When Robert passed away in 2015, my neighbors came out in multitudes. They brought food and came to the door asking what they could do. They became very special parts of my memory for that February. Some of them have moved away and still send Christmas cards. I just got one this past holiday season from a neighbor who was here and remembers crying with me when the ambulance, fire truck and sheriff came to the house. When Robert passed and my neighbors attended his funeral, they weren’t just my neighbors. They were part of our family. This kind of support for our family was the reason I started the In Our Arms blog last year to help other families like ours caring for a child with a disability. It all began in Stone Oak.
Stone Oak is also where my family really blossomed in the arts. It’s where I established JH Voice Studio, where I share my passion for singing through private voice lessons. It’s where my children were active in music at the local schools and studied dance at Heather Stolle’s School of Dance. Though I couldn’t be there for every single concert and recital, my kids were so understanding. And the friendships they built through school and their involvement in the arts are still going strong. It’s wonderful to see my children, now adults, reconnect with childhood friends whenever they’re in town for a visit. Not only that but to become inspirations for new generations in Stone Oak. Eliotte Nicole, who is now a backup singer for Taylor Swift, has gone back to Reagan to speak to the choir and dance team about her experience. Needless to say, I’m very proud.

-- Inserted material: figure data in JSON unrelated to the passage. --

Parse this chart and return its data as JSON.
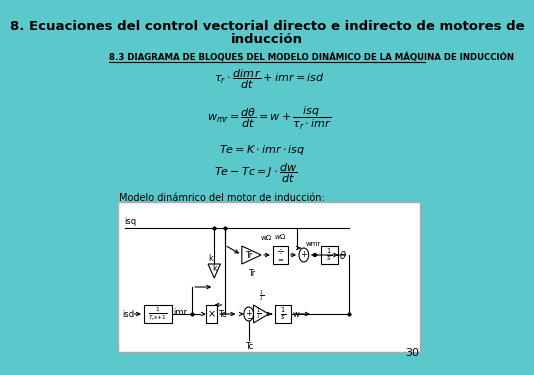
{
  "bg_color": "#5bc8cc",
  "title_line1": "8. Ecuaciones del control vectorial directo e indirecto de motores de",
  "title_line2": "inducción",
  "title_fontsize": 9.5,
  "subtitle": "8.3 DIAGRAMA DE BLOQUES DEL MODELO DINÁMICO DE LA MÁQUINA DE INDUCCIÓN",
  "subtitle_fontsize": 6.2,
  "label_model": "Modelo dinámrico del motor de inducción:",
  "page_number": "30",
  "diagram_line_color": "#000000",
  "text_color": "#000000",
  "eq_fontsize": 8,
  "label_fontsize": 7
}
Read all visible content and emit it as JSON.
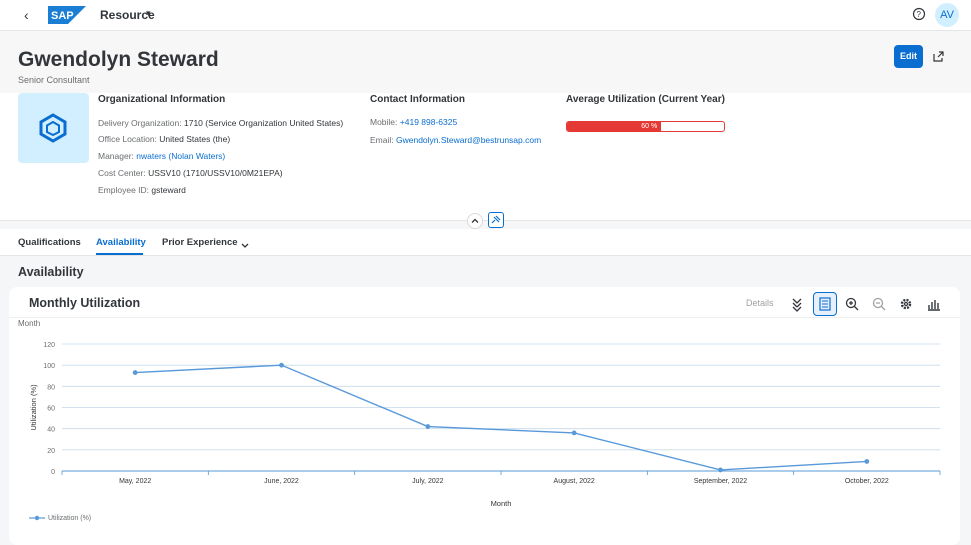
{
  "shell": {
    "back_glyph": "‹",
    "logo_text": "SAP",
    "app_title": "Resource",
    "caret": "▾",
    "avatar_initials": "AV"
  },
  "header": {
    "name": "Gwendolyn Steward",
    "role": "Senior Consultant",
    "edit_label": "Edit"
  },
  "org_info": {
    "title": "Organizational Information",
    "delivery_org_label": "Delivery Organization:",
    "delivery_org_value": "1710 (Service Organization United States)",
    "office_label": "Office Location:",
    "office_value": "United States (the)",
    "manager_label": "Manager:",
    "manager_value": "nwaters (Nolan Waters)",
    "cost_center_label": "Cost Center:",
    "cost_center_value": "USSV10 (1710/USSV10/0M21EPA)",
    "employee_id_label": "Employee ID:",
    "employee_id_value": "gsteward"
  },
  "contact_info": {
    "title": "Contact Information",
    "mobile_label": "Mobile:",
    "mobile_value": "+419 898-6325",
    "email_label": "Email:",
    "email_value": "Gwendolyn.Steward@bestrunsap.com"
  },
  "utilization": {
    "title": "Average Utilization (Current Year)",
    "percent": 60,
    "label": "60 %",
    "color": "#e53935"
  },
  "tabs": [
    {
      "label": "Qualifications"
    },
    {
      "label": "Availability"
    },
    {
      "label": "Prior Experience"
    }
  ],
  "section_title": "Availability",
  "card": {
    "title": "Monthly Utilization",
    "details_label": "Details"
  },
  "chart_data": {
    "type": "line",
    "title": "Monthly Utilization",
    "top_label": "Month",
    "xlabel": "Month",
    "ylabel": "Utilization (%)",
    "ylim": [
      0,
      120
    ],
    "yticks": [
      0,
      20,
      40,
      60,
      80,
      100,
      120
    ],
    "categories": [
      "May, 2022",
      "June, 2022",
      "July, 2022",
      "August, 2022",
      "September, 2022",
      "October, 2022"
    ],
    "series": [
      {
        "name": "Utilization (%)",
        "values": [
          93,
          100,
          42,
          36,
          1,
          9
        ],
        "color": "#5899da"
      }
    ],
    "grid": true,
    "legend_position": "bottom-left"
  }
}
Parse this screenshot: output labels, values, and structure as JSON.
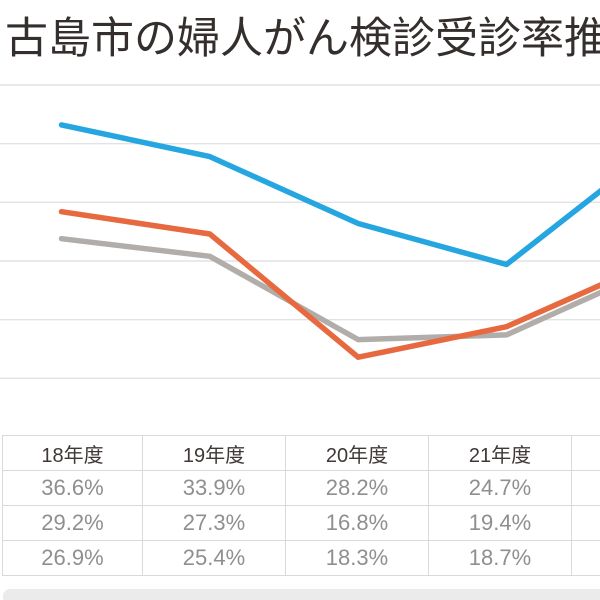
{
  "page": {
    "title": "古島市の婦人がん検診受診率推移"
  },
  "chart_data": {
    "type": "line",
    "title": "古島市の婦人がん検診受診率推移",
    "categories": [
      "18年度",
      "19年度",
      "20年度",
      "21年度"
    ],
    "series": [
      {
        "name": "blue-series",
        "color": "#25a6e0",
        "values": [
          36.6,
          33.9,
          28.2,
          24.7
        ],
        "offscreen_next_value_estimate": 34.6
      },
      {
        "name": "orange-series",
        "color": "#e76940",
        "values": [
          29.2,
          27.3,
          16.8,
          19.4
        ],
        "offscreen_next_value_estimate": 25.0
      },
      {
        "name": "gray-series",
        "color": "#b0adaa",
        "values": [
          26.9,
          25.4,
          18.3,
          18.7
        ],
        "offscreen_next_value_estimate": 24.4
      }
    ],
    "unit": "%",
    "y_axis": {
      "gridline_values": [
        40,
        35,
        30,
        25,
        20,
        15
      ],
      "labels_visible": false
    },
    "grid": true,
    "legend_visible": false,
    "cropped_right_edge": true
  },
  "table": {
    "headers": [
      "18年度",
      "19年度",
      "20年度",
      "21年度",
      ""
    ],
    "rows": [
      [
        "36.6%",
        "33.9%",
        "28.2%",
        "24.7%",
        ""
      ],
      [
        "29.2%",
        "27.3%",
        "16.8%",
        "19.4%",
        ""
      ],
      [
        "26.9%",
        "25.4%",
        "18.3%",
        "18.7%",
        ""
      ]
    ]
  },
  "colors": {
    "title_text": "#342e2c",
    "header_text": "#3f3836",
    "cell_text": "#8f8f8f",
    "gridline": "#e2e2e2",
    "table_border": "#d9d9d9",
    "bottom_bar": "#ebebeb",
    "blue_line": "#25a6e0",
    "orange_line": "#e76940",
    "gray_line": "#b0adaa"
  }
}
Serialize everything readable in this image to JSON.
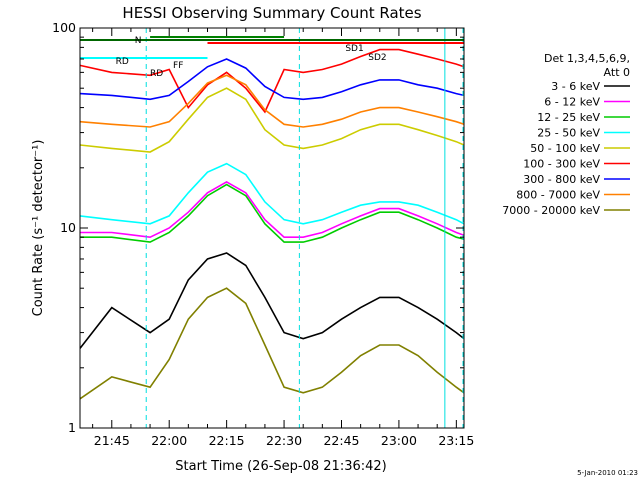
{
  "chart_data": {
    "type": "line",
    "title": "HESSI Observing Summary Count Rates",
    "xlabel": "Start Time (26-Sep-08 21:36:42)",
    "ylabel": "Count Rate (s⁻¹ detector⁻¹)",
    "y_scale": "log",
    "ylim": [
      1,
      100
    ],
    "y_tick_labels": [
      "1",
      "10",
      "100"
    ],
    "xlim": [
      "21:36:42",
      "23:17:00"
    ],
    "x_tick_labels": [
      "21:45",
      "22:00",
      "22:15",
      "22:30",
      "22:45",
      "23:00",
      "23:15"
    ],
    "x_ticks_min": [
      1305,
      1320,
      1335,
      1350,
      1365,
      1380,
      1395
    ],
    "grid": false,
    "legend_title_line1": "Det 1,3,4,5,6,9,",
    "legend_title_line2": "Att 0",
    "legend_position": "right",
    "flag_labels": {
      "n": "N",
      "sd1": "SD1",
      "sd2": "SD2",
      "rd": "RD",
      "ff": "FF",
      "rd2": "RD"
    },
    "vertical_markers_min": [
      1314,
      1354,
      1392,
      1410
    ],
    "x_min": [
      1296.7,
      1305,
      1315,
      1320,
      1325,
      1330,
      1335,
      1340,
      1345,
      1350,
      1355,
      1360,
      1365,
      1370,
      1375,
      1380,
      1385,
      1390,
      1395,
      1397
    ],
    "series": [
      {
        "name": "3 - 6 keV",
        "color": "#000000",
        "values": [
          2.5,
          4.0,
          3.0,
          3.5,
          5.5,
          7.0,
          7.5,
          6.5,
          4.5,
          3.0,
          2.8,
          3.0,
          3.5,
          4.0,
          4.5,
          4.5,
          4.0,
          3.5,
          3.0,
          2.8
        ]
      },
      {
        "name": "6 - 12 keV",
        "color": "#ff00ff",
        "values": [
          9.5,
          9.5,
          9.0,
          10.0,
          12.0,
          15.0,
          17.0,
          15.0,
          11.0,
          9.0,
          9.0,
          9.5,
          10.5,
          11.5,
          12.5,
          12.5,
          11.5,
          10.5,
          9.5,
          9.2
        ]
      },
      {
        "name": "12 - 25 keV",
        "color": "#00cc00",
        "values": [
          9.0,
          9.0,
          8.5,
          9.5,
          11.5,
          14.5,
          16.5,
          14.5,
          10.5,
          8.5,
          8.5,
          9.0,
          10.0,
          11.0,
          12.0,
          12.0,
          11.0,
          10.0,
          9.0,
          8.8
        ]
      },
      {
        "name": "25 - 50 keV",
        "color": "#00ffff",
        "values": [
          11.5,
          11.0,
          10.5,
          11.5,
          15.0,
          19.0,
          21.0,
          18.5,
          13.5,
          11.0,
          10.5,
          11.0,
          12.0,
          13.0,
          13.5,
          13.5,
          13.0,
          12.0,
          11.0,
          10.5
        ]
      },
      {
        "name": "50 - 100 keV",
        "color": "#cccc00",
        "values": [
          26.0,
          25.0,
          24.0,
          27.0,
          35.0,
          45.0,
          50.0,
          44.0,
          31.0,
          26.0,
          25.0,
          26.0,
          28.0,
          31.0,
          33.0,
          33.0,
          31.0,
          29.0,
          27.0,
          26.0
        ]
      },
      {
        "name": "100 - 300 keV",
        "color": "#ff0000",
        "values": [
          65.0,
          60.0,
          58.0,
          62.0,
          40.0,
          52.0,
          60.0,
          50.0,
          38.0,
          62.0,
          60.0,
          62.0,
          66.0,
          72.0,
          78.0,
          78.0,
          74.0,
          70.0,
          66.0,
          64.0
        ]
      },
      {
        "name": "300 - 800 keV",
        "color": "#0000ff",
        "values": [
          47.0,
          46.0,
          44.0,
          46.0,
          54.0,
          64.0,
          70.0,
          63.0,
          51.0,
          45.0,
          44.0,
          45.0,
          48.0,
          52.0,
          55.0,
          55.0,
          52.0,
          50.0,
          47.0,
          46.0
        ]
      },
      {
        "name": "800 - 7000 keV",
        "color": "#ff8000",
        "values": [
          34.0,
          33.0,
          32.0,
          34.0,
          42.0,
          53.0,
          58.0,
          52.0,
          39.0,
          33.0,
          32.0,
          33.0,
          35.0,
          38.0,
          40.0,
          40.0,
          38.0,
          36.0,
          34.0,
          33.0
        ]
      },
      {
        "name": "7000 - 20000 keV",
        "color": "#808000",
        "values": [
          1.4,
          1.8,
          1.6,
          2.2,
          3.5,
          4.5,
          5.0,
          4.2,
          2.6,
          1.6,
          1.5,
          1.6,
          1.9,
          2.3,
          2.6,
          2.6,
          2.3,
          1.9,
          1.6,
          1.5
        ]
      }
    ]
  },
  "footer": {
    "date_stamp": "5-Jan-2010 01:23"
  }
}
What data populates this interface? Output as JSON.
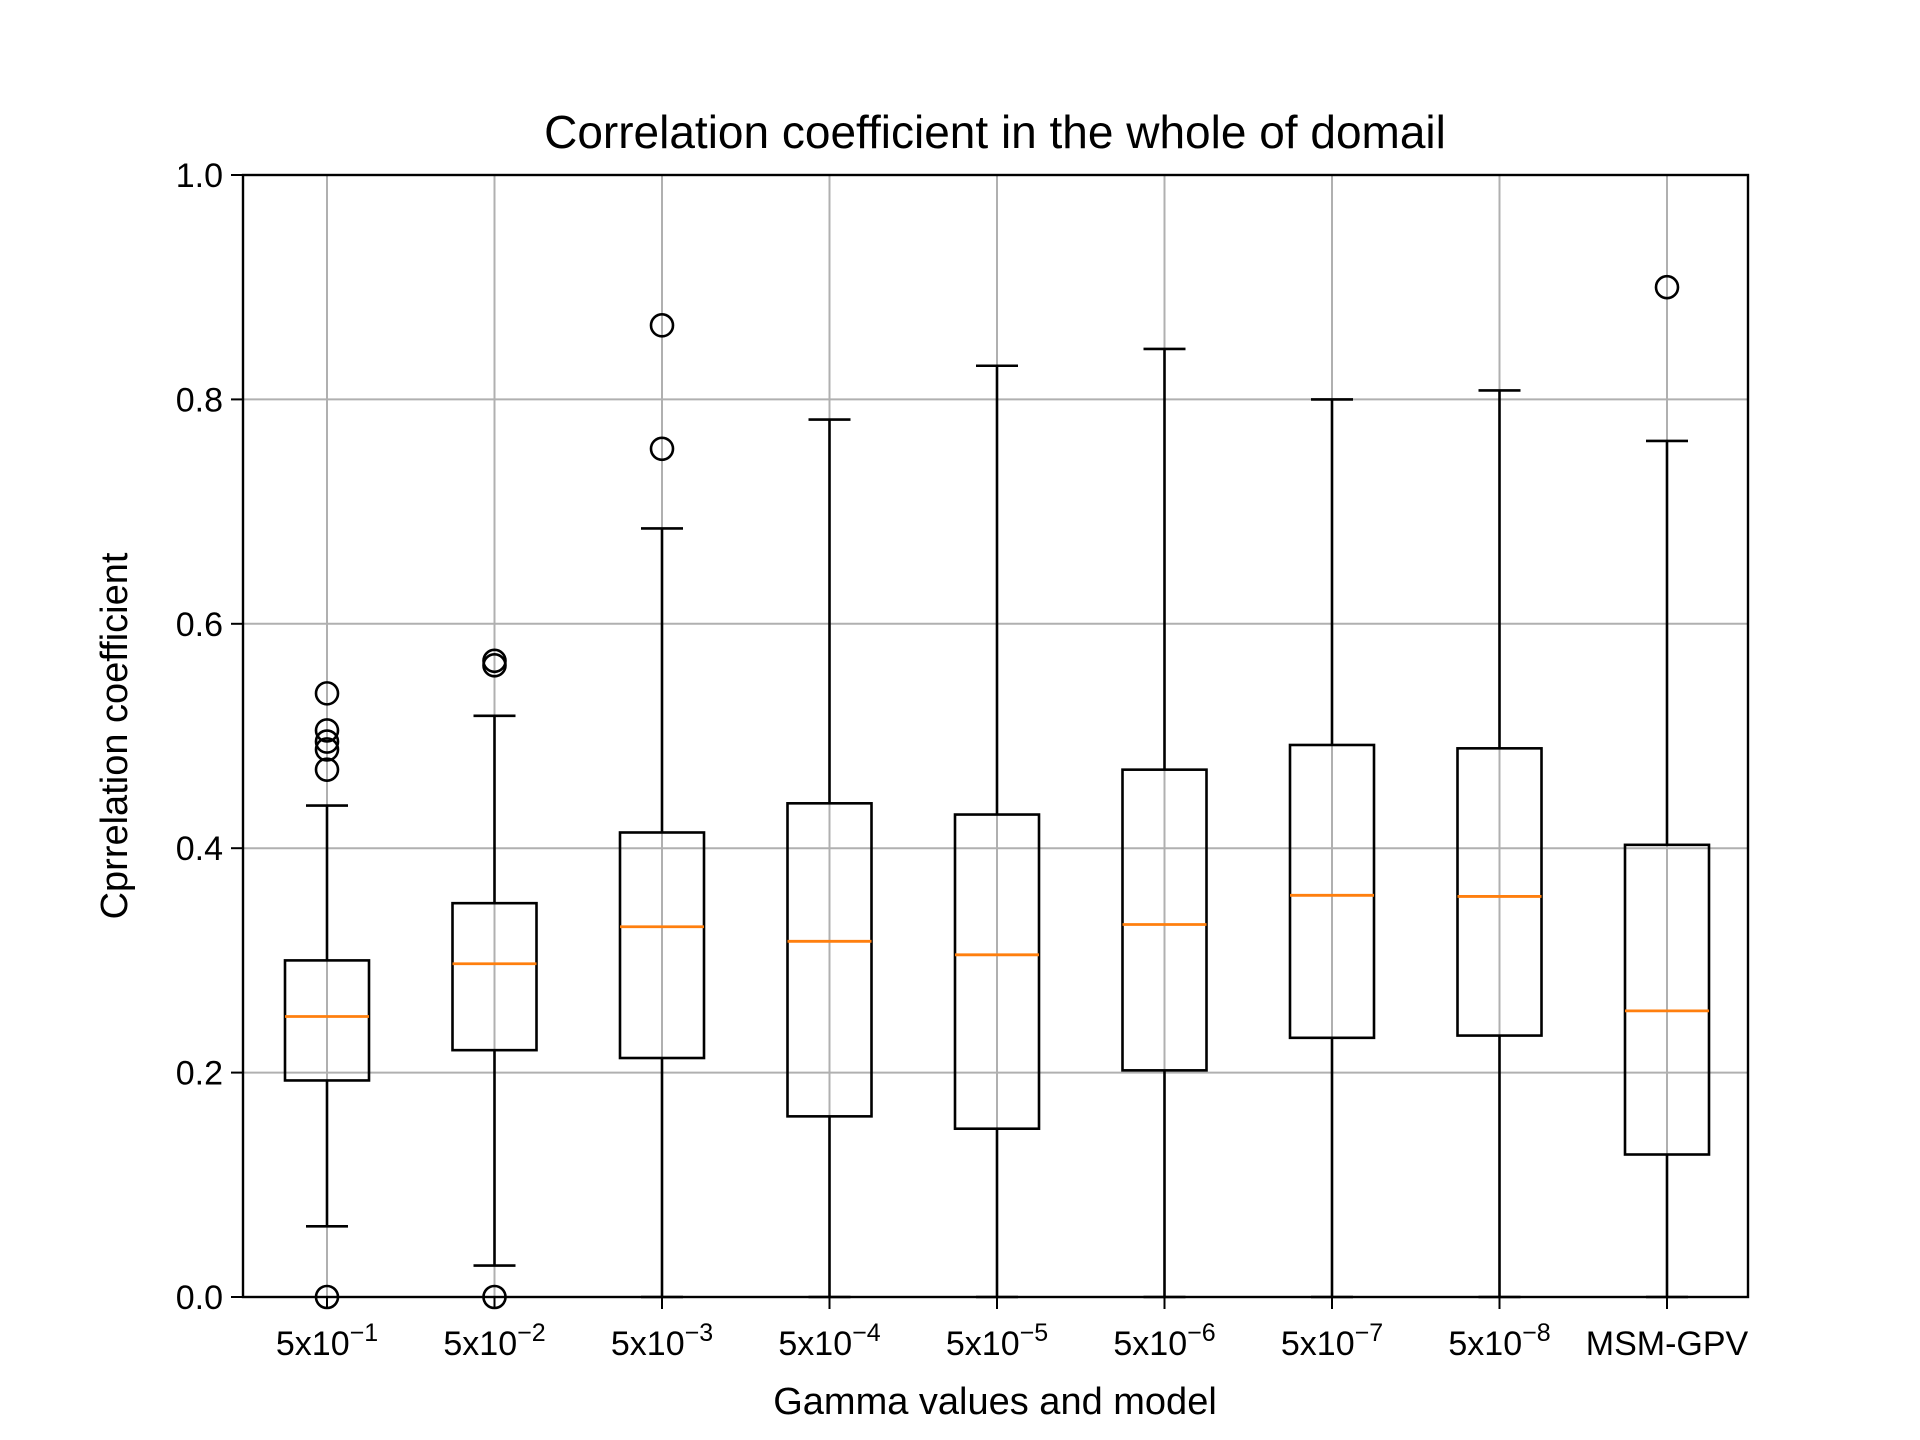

I’m also so proud when I see my voice students hone their craft and go on to use their voices for good. Amanda Hardy, who was one of the choir directors at Reagan High School, was one of my students at JHVS and went on to be one of the best choir directors I’ve seen. It’s so beautiful and humbling to see kids from the community grow up and grow their talents.
Now that my husband and I are empty-nesters, we have more time to explore the neighborhood. We have beautiful trails that we’ve enjoyed with our children, as well as with visitors. Our CrossBridge Community Church is a part of our neighborhood and much like the beautiful neighborhood trails, it joins many people together throughout Stone Oak and beyond. I’m a big coffee drinker and, aside from Starbucks, we have Local Coffee and the recently opened Pan & Coffee, which is always packed. I love the local H-E-B, which I jokingly call the Gucci H-E-B. It’s small enough so that you can just run in and grab the things you need and be out in no time. And my favorite restaurant just outside of Stone Oak has to be Silo Elevated Cuisine.
A wonderful family owns Stone Oak Jewelers, which we’ve been going to for years. Most recently, we went there while preparing for Eliotte Nicole’s wedding. Bella Bridal boutique, where the staff treated my daughter so well, was right next door, so it was like a one-stop-shop. Then when Eliotte Nicole and her husband, Ryan, were expecting their first child, my dear girlfriends organized a drive-by baby shower for her, and seeing all the decorated cars and hearing the excited honks and hollers was a beautiful reminder that, even during a pandemic, our community was connected and wanted to celebrate with us.
And that’s really what makes Stone Oak special for us. We know we have a community we can count on, one that continues to support and uplift each other through moments of mourning and celebration. That’s not easy to come by.